When once this frame of ours they burn,

How shall it e’er again return?

Ever since the European enlightenment, scientific materialism has been the dominant philosophy of the modern age. Thinking people find it easy to accept and internalize. Bertrand Russell and the logical positivists have developed this philosophy to its peak.

The problem with materialism is the idea that whatever the five senses and the mind perceive, must be the truth. Not only that, that what is not perceived by these faculties, does not exist.

We also need to look at the perceiving apparatus.

If all communicating human beings were blinded for a few generations, colors, rainbows, clouds and the oceans would not be perceived properly – if at all. If some scientists then invented a seeing instrument, then these things would be perceived according to the capacity of the seeing instrument. As the instruments were improved by the scientists, more and more contours, shapes and sizes would come into perception.

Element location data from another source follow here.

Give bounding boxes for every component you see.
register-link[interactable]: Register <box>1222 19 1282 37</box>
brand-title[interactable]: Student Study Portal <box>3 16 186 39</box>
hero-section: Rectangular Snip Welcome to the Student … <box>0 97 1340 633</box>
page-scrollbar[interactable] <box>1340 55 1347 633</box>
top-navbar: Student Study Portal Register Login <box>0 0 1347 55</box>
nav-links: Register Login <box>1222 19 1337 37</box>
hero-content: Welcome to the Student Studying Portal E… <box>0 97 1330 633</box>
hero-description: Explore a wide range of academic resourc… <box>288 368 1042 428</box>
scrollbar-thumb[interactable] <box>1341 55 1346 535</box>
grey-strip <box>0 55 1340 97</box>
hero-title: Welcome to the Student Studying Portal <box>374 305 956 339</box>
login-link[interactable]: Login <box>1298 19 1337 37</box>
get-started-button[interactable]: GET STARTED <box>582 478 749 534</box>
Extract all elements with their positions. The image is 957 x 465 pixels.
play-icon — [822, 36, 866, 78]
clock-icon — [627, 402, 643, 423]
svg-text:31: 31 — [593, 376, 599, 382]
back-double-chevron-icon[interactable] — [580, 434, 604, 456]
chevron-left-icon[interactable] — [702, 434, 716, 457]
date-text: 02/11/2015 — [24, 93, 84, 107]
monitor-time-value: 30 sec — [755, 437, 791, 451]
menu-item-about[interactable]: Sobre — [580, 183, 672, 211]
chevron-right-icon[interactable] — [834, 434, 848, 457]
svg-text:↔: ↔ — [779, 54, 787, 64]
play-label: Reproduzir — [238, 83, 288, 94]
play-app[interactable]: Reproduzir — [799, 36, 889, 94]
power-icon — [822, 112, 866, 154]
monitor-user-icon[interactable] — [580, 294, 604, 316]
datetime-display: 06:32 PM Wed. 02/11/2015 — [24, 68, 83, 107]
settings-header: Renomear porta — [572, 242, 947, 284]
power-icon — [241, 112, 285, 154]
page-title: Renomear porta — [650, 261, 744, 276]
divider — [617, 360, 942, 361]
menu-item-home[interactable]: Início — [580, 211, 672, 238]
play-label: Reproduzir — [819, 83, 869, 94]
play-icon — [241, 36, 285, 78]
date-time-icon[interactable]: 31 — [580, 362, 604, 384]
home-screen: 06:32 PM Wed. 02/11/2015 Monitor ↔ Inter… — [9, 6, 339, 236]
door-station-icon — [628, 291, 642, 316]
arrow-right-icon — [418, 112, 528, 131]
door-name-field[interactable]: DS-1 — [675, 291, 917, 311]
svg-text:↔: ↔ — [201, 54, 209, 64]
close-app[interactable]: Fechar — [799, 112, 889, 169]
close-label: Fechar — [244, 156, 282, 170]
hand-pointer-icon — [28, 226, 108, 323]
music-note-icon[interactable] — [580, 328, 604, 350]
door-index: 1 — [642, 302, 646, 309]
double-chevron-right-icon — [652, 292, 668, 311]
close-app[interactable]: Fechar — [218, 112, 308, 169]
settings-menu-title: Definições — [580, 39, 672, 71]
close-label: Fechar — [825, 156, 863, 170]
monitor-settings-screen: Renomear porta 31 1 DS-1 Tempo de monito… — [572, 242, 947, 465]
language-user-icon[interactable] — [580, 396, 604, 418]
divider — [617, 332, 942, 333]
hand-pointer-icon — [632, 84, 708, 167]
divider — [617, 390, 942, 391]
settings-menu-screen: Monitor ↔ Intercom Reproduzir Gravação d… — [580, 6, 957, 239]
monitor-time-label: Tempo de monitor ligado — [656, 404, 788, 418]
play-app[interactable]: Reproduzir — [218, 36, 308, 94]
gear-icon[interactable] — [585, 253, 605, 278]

There was a time when we did not know that electricity and magnetism existed. We did not know that x-rays, ultra-violet and infra-red rays, sounds below the hearing threshold etc existed. A Carvaka in those times would be justified in saying that these things did not exist, they were pure speculation to fool the people.

From a neuro-scientific point of view, we could say that any experience is only a matter of neural firings in the brain. Thus we could experience and see things which did not really exist. I believe Francis Crick takes this position in The Astonishing Hypothesis. In that case, nothing exists but patterns in the brain. Then who can verify whether the brain exists? Further, whether you and I exist? This will lead to Descartes!

Immanuel Kant is one thinker who has written about these matters very well. The best development of his thoughts come from P.D.Ouspensky – in his books Tertium Organum and A New Model of the Universe.

Ancient Indians have also contemplated and debated from these alternative models of knowledge. The Idealist schools focused on the instruments of knowledge, based on the reason that precise instruments were needed for proper perception, and poor instruments lead to faulty knowledge. Therefore it was necessary to know and refine the instruments of knowledge. This gave rise to the idea “Know Thy Self”.

The writer of this article then responded to my comments.

There are many “problems” with materialism depending on how it is defined and who is assessing. Materialistic ontology can range from mechanical to physicalistic, reductive to emergent, or commit not much more than a rejection of supernatural categories. How and what kind of knowledge one gains about one’s notion of reality is another variable (epistemology conditions, and is conditioned in turn by ontology). Two ways we encountered in the Carvaka context are sense perception and inference. So yes, the perceiving apparatus and the mind are pivotal to all knowledge. Even knowing thyself is inescapably shaped by them.

I responded to that.

We can’t know how inescapable this is. Initial conditions would be so. But as the skill in self-observation improves, internal errors could be more quickly detected. Just a hypothesis, since most of us have not even started on this.

There’s plenty of yoga and meditation literature by practitioners that provide detailed maps of stages in self-observation.

In a small booklet called Alternative States of Consciousness, Daniel Goleman has rigorously described a 7-stage process of Buddhist meditation with 4 “rational” and 3 “super-rational” stages in a Self-observer’s journey.

The first 4 stages as I remember are:

1. Initial (on an object of contemplation)
2. Access (to the object)
3. Merger (with the object)
4. Bliss.

The next 3 stages are:

5. Infinite space(or emptiness)
6. Infinite consciousness.
7. Neither perception nor non-perception.

I find the study believable and fascinating.